"You have come, my dear, and I am glad of it," she says in a mysterious tone. "He has been asking for you incessant. Miss Amherst, she is away from home." This in a pleased, confidential tone, Miss Amherst being distinctly unpopular among the domestics, small and great. "Mr. Amherst he sent her to the Latouches' for a week,—against her will, I must say. And the captain, he has gone abroad."
"Has he?" Surprised.
"Yes, quite suddent like, and no one the wiser why. When last he come home, after being away a whole day, he seemed to me daft like,—quite," says Mrs. Nesbitt, raising her eyes and hands, whose cozy plumpness almost conceals the well-worn ring that for twenty years of widowhood has rested there alone, "quite as though he had took leave of his senses."
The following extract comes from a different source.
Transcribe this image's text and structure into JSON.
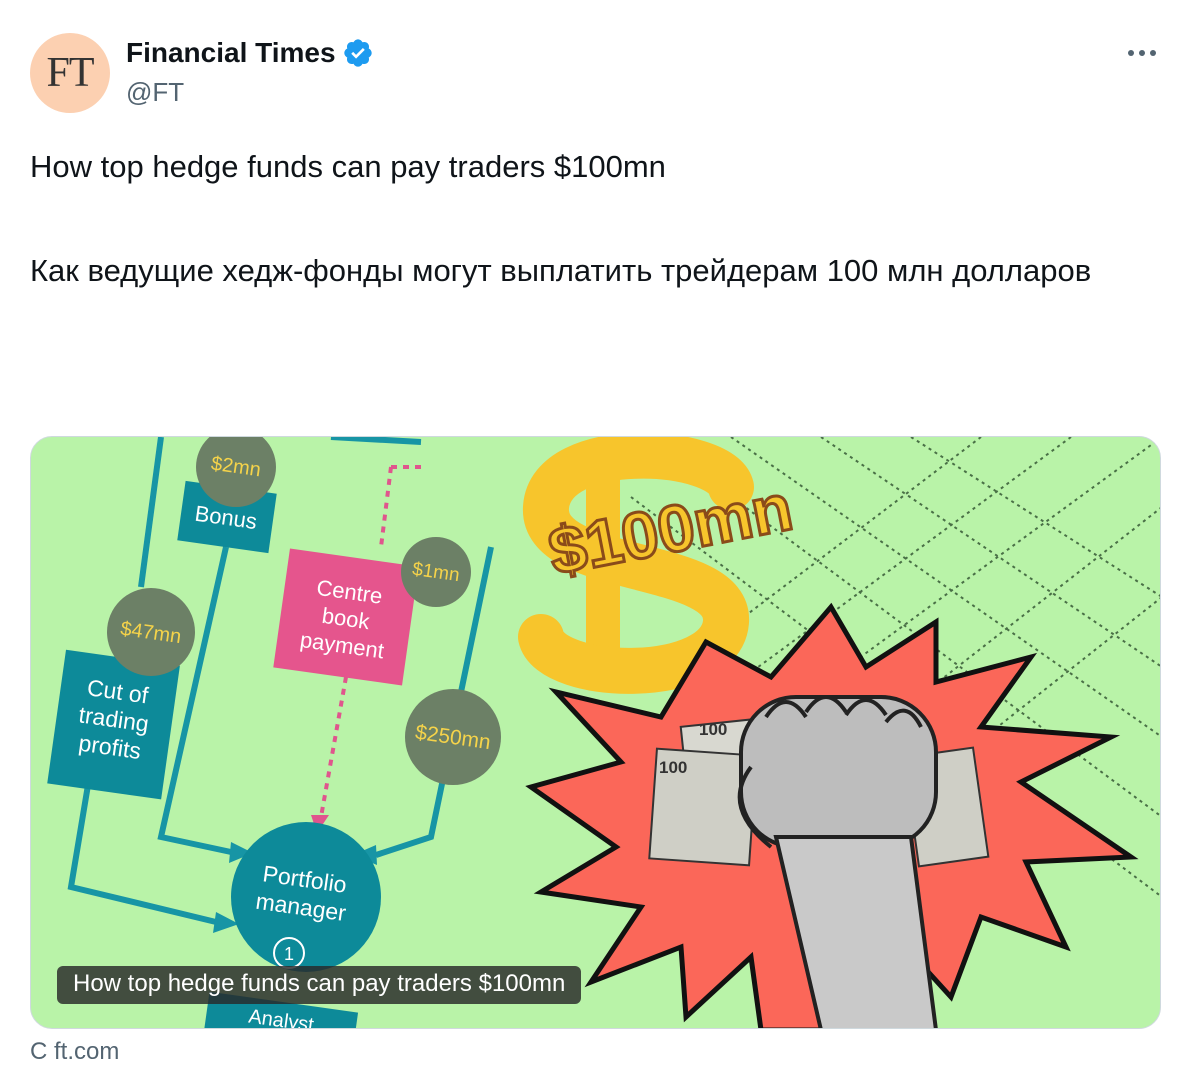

"Yes?" says Molly, in a faltering tone, feeling decidedly guilty.
"Ah, indeed, Miss Massereene, and so 'twas. But you are tired, my dear, no doubt, and a'most faint for a glass of wine. Come and take off your things and rest yourself a bit, while I tell Mr. Amherst of your arrival."
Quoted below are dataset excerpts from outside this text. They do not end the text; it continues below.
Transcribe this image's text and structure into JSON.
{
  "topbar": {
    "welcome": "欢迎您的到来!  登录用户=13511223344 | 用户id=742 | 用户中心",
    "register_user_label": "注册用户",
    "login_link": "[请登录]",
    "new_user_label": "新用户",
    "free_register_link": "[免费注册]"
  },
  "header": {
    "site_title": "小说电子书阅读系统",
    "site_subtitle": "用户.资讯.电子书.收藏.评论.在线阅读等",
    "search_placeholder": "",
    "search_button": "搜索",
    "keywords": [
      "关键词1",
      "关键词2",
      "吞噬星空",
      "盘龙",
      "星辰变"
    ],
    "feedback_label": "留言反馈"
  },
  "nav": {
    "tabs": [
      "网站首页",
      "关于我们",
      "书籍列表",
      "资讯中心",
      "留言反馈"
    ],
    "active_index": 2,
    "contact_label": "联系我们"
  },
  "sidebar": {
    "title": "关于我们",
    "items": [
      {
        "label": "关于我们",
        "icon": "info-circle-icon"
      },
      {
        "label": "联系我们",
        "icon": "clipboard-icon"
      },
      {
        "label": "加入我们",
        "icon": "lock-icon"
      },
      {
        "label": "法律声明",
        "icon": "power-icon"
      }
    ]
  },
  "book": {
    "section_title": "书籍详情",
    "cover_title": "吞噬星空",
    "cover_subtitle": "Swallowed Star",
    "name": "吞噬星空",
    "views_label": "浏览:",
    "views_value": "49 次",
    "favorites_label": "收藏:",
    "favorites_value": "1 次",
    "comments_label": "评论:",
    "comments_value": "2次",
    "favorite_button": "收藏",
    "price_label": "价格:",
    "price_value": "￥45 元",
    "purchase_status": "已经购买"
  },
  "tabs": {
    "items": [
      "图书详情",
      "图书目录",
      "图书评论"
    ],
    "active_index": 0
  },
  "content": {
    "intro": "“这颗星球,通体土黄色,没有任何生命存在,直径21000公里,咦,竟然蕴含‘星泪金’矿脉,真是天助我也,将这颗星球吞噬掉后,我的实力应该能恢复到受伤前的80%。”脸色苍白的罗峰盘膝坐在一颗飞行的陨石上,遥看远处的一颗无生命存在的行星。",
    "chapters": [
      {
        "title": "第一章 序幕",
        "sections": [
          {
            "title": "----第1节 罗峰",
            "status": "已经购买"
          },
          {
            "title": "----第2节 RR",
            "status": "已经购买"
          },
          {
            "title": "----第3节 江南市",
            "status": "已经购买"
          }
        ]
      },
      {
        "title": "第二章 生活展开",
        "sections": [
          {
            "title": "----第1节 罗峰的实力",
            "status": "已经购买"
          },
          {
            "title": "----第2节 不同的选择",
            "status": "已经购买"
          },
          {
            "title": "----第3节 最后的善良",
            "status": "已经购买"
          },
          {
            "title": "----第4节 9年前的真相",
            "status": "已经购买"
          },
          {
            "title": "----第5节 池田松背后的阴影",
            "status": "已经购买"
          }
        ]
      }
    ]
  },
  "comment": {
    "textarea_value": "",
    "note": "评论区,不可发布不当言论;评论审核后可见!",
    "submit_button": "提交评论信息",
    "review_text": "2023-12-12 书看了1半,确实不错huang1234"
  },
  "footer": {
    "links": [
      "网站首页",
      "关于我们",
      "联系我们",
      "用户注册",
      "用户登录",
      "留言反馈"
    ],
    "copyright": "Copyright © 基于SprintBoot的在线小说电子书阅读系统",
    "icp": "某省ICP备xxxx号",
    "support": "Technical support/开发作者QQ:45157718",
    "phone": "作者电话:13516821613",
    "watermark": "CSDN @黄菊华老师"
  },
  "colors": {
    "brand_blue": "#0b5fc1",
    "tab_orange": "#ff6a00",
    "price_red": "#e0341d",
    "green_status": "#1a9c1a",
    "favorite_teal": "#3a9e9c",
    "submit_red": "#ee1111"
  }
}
In half an hour, refreshed and feeling somewhat bolder, Molly descends, and, gaining the library door, where her grandfather awaits her, she opens it and enters.
As, pale, slender, black-robed, she advances to his side, Mr. Amherst looks up.
"You have come," he says, holding out his hand to her, but not rising. There is a most unusual nervousness and hesitancy about his manner.
"Yes. You wrote for me, and I came," she answers simply, stooping, as in duty bound, to press her lips to his cheek.
"Are you well?" he asks, scrutinizingly, struck by the difference in her appearance since last he saw her.